Kann man genug wissen um überall mitzureden?
Das deutsche Museum in München ist schon eine sehr interessante Einrichtung. Ich war – leider zum ersten und einzigen Mal – vor gut 15 Jahren dort, und der Besuch hat mich damals schon beeindruckt. Im Blog zum Museum kommen die wissenschaftlich Verantwortlichen zu Wort.
Im neuesten Post geht es vordergründig um die Animation eines molekularen “Fußballs”, der von einem Benzolring in einen anderen bewegt wird. Dabei schweift der Autor jedoch auf ein anderes Thema ab, dass mich zum Nachdenken angeregt hat: Angesichts der steigenden Komplexität und Anzahl wissenschaftlicher Themengebiete, kann sich jeder überhaupt noch an allen wichtigen Disukssionen konstruktiv beteiligen? Und wenn ja, wie ginge das? Auf welche Weise kann man sich ausreichend informieren? Und wie sollte die Politik reagieren, wenn neue nutzbringende Technologien, meistens aus Gründen mangelnder Aufklärung, in der Bevölkerung überwiegend abgelehnt werden?

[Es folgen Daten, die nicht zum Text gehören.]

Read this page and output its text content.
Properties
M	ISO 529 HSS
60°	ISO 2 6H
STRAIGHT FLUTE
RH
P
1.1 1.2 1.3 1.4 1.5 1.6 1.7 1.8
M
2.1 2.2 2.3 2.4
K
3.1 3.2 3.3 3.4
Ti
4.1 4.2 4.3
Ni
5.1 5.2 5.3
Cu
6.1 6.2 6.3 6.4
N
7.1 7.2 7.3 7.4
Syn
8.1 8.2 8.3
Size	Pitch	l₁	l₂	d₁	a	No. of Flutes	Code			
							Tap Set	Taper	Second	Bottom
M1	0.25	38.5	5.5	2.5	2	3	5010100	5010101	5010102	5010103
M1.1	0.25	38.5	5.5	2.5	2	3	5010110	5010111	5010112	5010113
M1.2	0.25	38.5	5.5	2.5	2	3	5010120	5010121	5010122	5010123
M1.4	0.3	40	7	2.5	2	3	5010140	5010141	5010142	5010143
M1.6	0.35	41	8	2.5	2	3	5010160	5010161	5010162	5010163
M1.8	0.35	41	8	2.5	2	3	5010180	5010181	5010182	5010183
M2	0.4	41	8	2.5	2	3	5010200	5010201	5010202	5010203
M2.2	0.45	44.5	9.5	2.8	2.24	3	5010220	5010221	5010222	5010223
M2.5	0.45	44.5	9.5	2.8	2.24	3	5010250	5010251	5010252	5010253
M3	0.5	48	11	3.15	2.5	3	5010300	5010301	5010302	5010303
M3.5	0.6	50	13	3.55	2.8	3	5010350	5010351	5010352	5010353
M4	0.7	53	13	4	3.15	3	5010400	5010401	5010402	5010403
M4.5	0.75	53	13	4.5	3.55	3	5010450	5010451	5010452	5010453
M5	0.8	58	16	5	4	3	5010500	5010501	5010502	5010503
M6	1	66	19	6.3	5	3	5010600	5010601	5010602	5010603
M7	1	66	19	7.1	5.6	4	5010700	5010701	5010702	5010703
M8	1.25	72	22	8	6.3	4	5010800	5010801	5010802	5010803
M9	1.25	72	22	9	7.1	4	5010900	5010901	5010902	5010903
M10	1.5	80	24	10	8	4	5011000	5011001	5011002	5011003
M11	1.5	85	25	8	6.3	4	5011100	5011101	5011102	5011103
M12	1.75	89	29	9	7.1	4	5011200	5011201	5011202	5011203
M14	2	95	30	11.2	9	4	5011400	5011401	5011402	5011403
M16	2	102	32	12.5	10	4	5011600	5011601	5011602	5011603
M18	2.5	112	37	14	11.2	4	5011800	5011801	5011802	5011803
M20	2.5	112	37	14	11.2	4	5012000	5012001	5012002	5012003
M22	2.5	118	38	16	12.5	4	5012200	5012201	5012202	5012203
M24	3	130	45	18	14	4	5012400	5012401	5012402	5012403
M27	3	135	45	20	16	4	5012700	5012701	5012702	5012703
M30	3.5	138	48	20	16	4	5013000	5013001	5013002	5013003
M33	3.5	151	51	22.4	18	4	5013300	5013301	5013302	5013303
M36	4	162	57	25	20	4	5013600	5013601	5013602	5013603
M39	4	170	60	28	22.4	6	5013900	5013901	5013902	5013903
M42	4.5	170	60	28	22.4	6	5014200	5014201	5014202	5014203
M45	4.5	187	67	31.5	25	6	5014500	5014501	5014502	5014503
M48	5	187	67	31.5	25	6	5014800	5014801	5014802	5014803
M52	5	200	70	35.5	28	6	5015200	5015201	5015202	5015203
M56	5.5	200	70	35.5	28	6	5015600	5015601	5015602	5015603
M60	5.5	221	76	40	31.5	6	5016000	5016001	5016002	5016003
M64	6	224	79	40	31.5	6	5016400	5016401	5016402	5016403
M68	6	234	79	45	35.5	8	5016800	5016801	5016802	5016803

Für den Fall, dass man mir jetzt den Hochmut eines Fachmannes unterstellt, der die “unbequemen Laien” aus der Diskussion ausschließen will: Das ist nicht der Fall. Um meinen Gedanken zu illustrieren, zähle ich mal kurz auf, was mir an Themen spontan eingefallen ist:
- Die Einschränkungen in der Forschung an embryonalen Stammzellen, das Stammzellgesetz
- Der Klimawandel, seine Ursachen und dessen Bekämpfung
- Der Kreationismus als pseudowissenschaftliche “Theorie” im Biologieunterricht
- Klonen, wie weit darf man gehen?
- Lebensmittel aus gentechnisch veränderten Organismen, die grüne Gentechnik
- Energiekrise
- Nanotechnologie
- Der Umgang mit Alternativmedizin im Gegensatz zu wissenschaftlich fundierter
Die Liste lässt sich ohne weiteres fortsetzen. Es ist meines Erachtens nach schlichtweg unmöglich, in all diesen Bereichen ausreichende Fachkenntnis zu erwerben, um jeweils alle Notwendigkeiten und Konsequenzen richtig einschätzen zu können. Ich bin als recht frisch gebackener Molekularbiologe natürlich in den fachverwandten Themen ziemlich firm, aber dennoch habe ich oft das Gefühl, für einzelne Fragen nicht gut genug informiert zu sein.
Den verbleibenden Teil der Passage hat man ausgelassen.